Pour décider de la demande d’ordonnance de sauvegarde, l’honorable Lise Bergeron de la Cour supérieure a dû soupeser le droit de visite de la fille d’un usager, le droit de l’usager d’être soigné dans un environnement sécuritaire (100 L.s.s.s.s.) et le droit des employés de travailler dans un environnement exempt de harcèlement (81.19 L.n.t.).

Dans son analyse, la Juge Bergeron conclut que dans la mesure où les visites de la personne empêchent un établissement de santé de respecter les obligations que le Loi lui impose, en plaçant l’usager dans une situation à risque et en exposant ses employés à une situation de harcèlement, la Cour est justifiée de restreindre considérablement le droit de visite de toute personne et de l’assujettir au respect de règles strictes et d’autoriser un établissement à mettre en place les mesures nécessaires pour assurer leur respect.

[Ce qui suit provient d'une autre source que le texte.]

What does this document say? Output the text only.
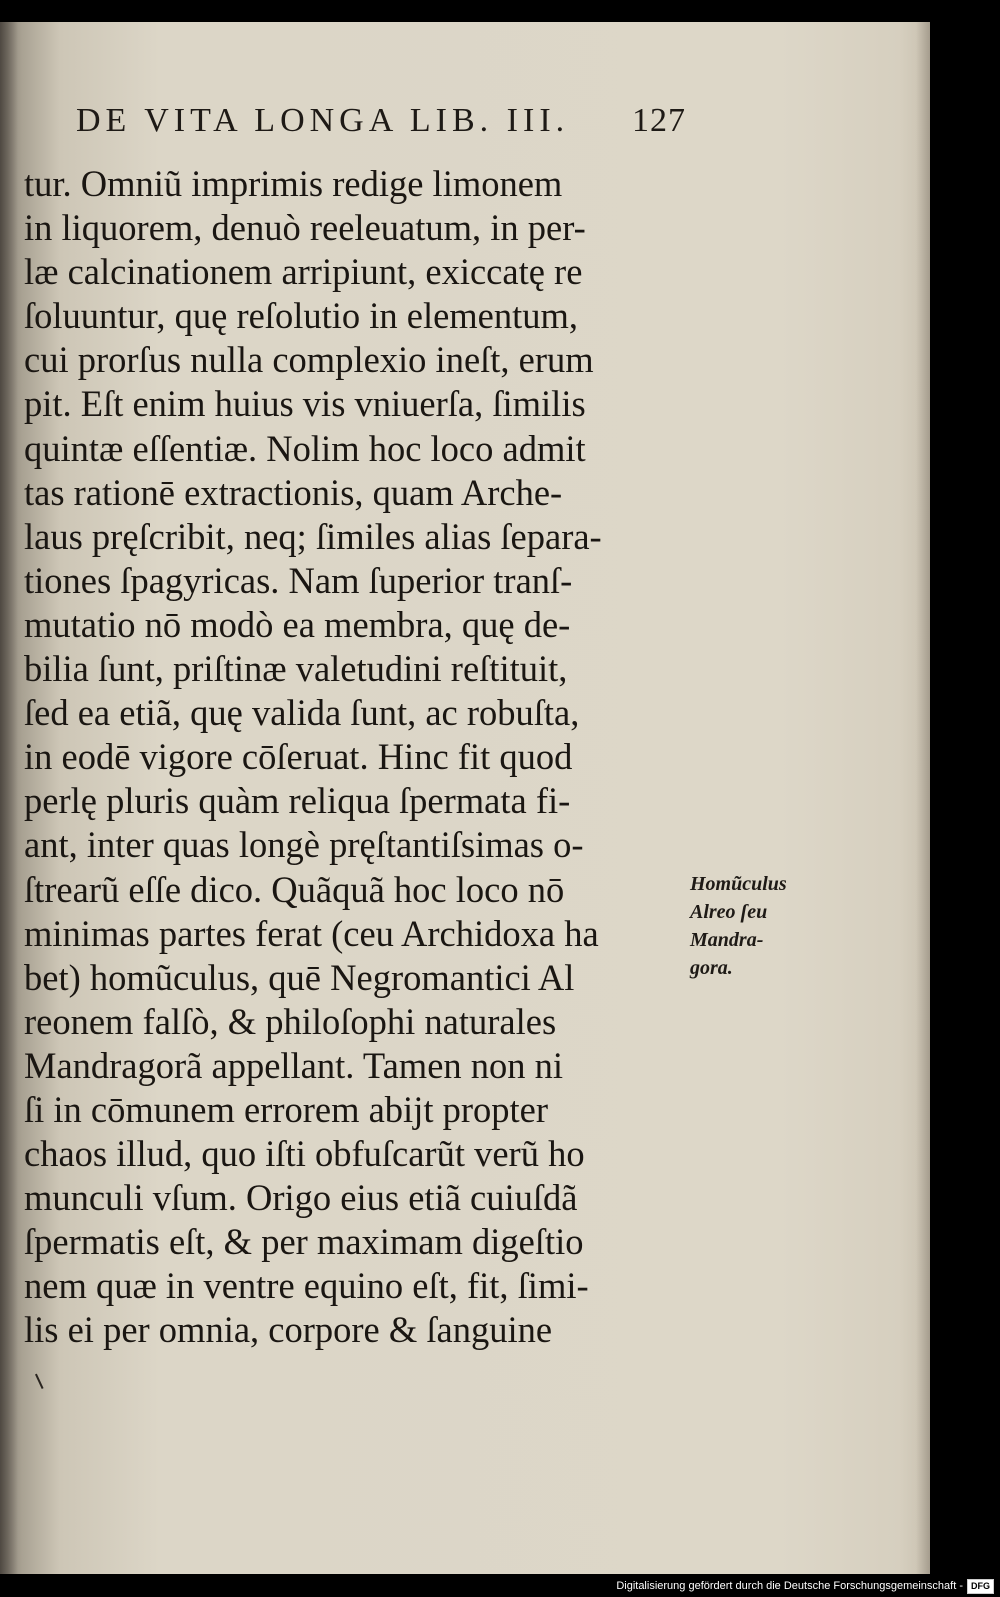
DE VITA LONGA LIB. III. 127
tur. Omniũ imprimis redige limonem
in liquorem, denuò reeleuatum, in per-
læ calcinationem arripiunt, exiccatę re
ſoluuntur, quę reſolutio in elementum,
cui prorſus nulla complexio ineſt, erum
pit. Eſt enim huius vis vniuerſa, ſimilis
quintæ eſſentiæ. Nolim hoc loco admit
tas rationē extractionis, quam Arche-
laus pręſcribit, neq; ſimiles alias ſepara-
tiones ſpagyricas. Nam ſuperior tranſ-
mutatio nō modò ea membra, quę de-
bilia ſunt, priſtinæ valetudini reſtituit,
ſed ea etiã, quę valida ſunt, ac robuſta,
in eodē vigore cōſeruat. Hinc fit quod
perlę pluris quàm reliqua ſpermata fi-
ant, inter quas longè pręſtantiſsimas o-
ſtrearũ eſſe dico. Quãquã hoc loco nō
minimas partes ferat (ceu Archidoxa ha
bet) homũculus, quē Negromantici Al
reonem falſò, & philoſophi naturales
Mandragorã appellant. Tamen non ni
ſi in cōmunem errorem abijt propter
chaos illud, quo iſti obfuſcarũt verũ ho
munculi vſum. Origo eius etiã cuiuſdã
ſpermatis eſt, & per maximam digeſtio
nem quæ in ventre equino eſt, fit, ſimi-
lis ei per omnia, corpore & ſanguine
Homũculus
Alreo ſeu
Mandra-
gora.
Digitalisierung gefördert durch die Deutsche Forschungsgemeinschaft - DFG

Conséquemment, la juge Bergeron a ordonné à la personne :

  • de ne pas se trouver dans les limites de la propriété de l’établissement, sauf pour les visites autorisées, soit le mercredi, de 13 h 00 à 15 h 00, sous la supervision d’un agent de sécurité;
  • de se présenter au poste des infirmières à son arrivée et à son départ lors de ses visites autorisées;
  • de respecter le plan d’intervention mis en place par l’établissement à l’égard de la patiente;
  • de ne pas s’interposer dans les soins prodigués à la patiente;
  • de ne pas communiquer avec les employés de l’établissement, sauf en cas de situation nécessitant l’intervention urgente de l’une de ces personnes.

Pour éviter qu’une telle situation ne devienne intolérable pour les usagers et les membres du personnel, un établissement de santé doit agir promptement auprès de la personne au comportement perturbateur en mettant en place des mesures de contrôle claires, justifiées et documentées tout en priorisant les droits de son usager.


  1. Centre intégré universitaire de santé et de services sociaux de la Capitale-Nationale (CIUSSS) c. J.D., 2016 QCCS 2858.